В комнате еще не зажигали огня; на большом старомодном обеденном столе были раскиданы бумаги, исписанные математическими формулами. Усадив меня, Истомин начал их собирать. Когда дошла очередь до листка, лежавшего передо мной, – я разглядывал его совершенно машинально – он улыбнулся:
– Ничего уравнение?..
Я посмотрел в его открытое, чистосердечно-лукавое лицо и сухо ответил:
– Мне понятнее клякса, которую вы посадили рядом.
– Да? – обрадовался он по-детски. – Клякса?
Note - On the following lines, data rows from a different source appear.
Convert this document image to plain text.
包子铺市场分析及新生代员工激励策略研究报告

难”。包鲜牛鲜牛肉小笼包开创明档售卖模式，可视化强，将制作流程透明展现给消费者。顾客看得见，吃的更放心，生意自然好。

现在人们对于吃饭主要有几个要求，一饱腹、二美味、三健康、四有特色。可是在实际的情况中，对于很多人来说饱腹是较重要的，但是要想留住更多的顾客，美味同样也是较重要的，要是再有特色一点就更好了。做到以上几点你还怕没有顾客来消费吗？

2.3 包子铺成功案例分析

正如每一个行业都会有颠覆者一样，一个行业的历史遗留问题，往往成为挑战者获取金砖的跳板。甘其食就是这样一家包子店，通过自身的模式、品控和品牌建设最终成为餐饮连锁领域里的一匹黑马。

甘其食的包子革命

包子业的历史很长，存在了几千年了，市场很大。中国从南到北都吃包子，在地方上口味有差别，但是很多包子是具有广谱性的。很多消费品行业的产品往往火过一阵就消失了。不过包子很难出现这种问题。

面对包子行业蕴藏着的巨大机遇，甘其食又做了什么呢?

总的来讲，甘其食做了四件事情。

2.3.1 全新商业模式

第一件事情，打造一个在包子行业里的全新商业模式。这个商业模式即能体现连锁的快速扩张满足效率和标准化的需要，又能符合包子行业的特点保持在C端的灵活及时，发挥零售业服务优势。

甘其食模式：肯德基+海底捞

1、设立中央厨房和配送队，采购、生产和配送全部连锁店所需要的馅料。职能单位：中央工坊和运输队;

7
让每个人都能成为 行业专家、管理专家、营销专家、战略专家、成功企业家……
А какую фигуру вы видите в ней?
Клякса эта отчетливо напоминала дворняжку, сидящую уютно с поджатым хвостом, и весьма отдаленно – египетскую пирамиду.
– Вижу гробницу фараона, – сказал я.
– Ничего, – одобрил он. – Я боялся, что вы назовете собаку.
– Боялись? – удивился я.
– Да. Собака говорила бы о том, что у вас стереотипное мышление. А не хотелось бы откладывать работу ради банального собеседника. – И рассмеялся, обаятельно тряхнув головой: – Не обижайтесь: это наш испытанный студенческий метод – определять умственный., уровень: что видишь в облаке, в кляксе… Пойду готовить кофе!
Я остался один в быстро темнеющей комнате, у стола, на краю которого высилась стопка бумаг с еще различимыми в сумерках таинственными символами.
В школе я был равнодушен к математике. В то время, помню, лучшие наши юные умы тянулись к гуманитарным наукам: литературе и истории, и я им подражал… Математики, невзрачные, рассеянные ребята, были в меньшинстве. Они тихо, не обижаясь на наше невнимание, радовались успехам на олимпиадах, редко-редко посещали – наши восторженно-шумные литературные и театральные вечера; на переменках, стоя у окна, возбужденно доказывали друг другу что-то настолько далекое от наших игр и шуток, что вызывали обычно совершенно искреннюю жалость. И если бы в то время оракул нам возвестил, что не мы, а они будут формировать облик времени, нам это показалось бы не только недостоверным, но и возмутительно-нелепым.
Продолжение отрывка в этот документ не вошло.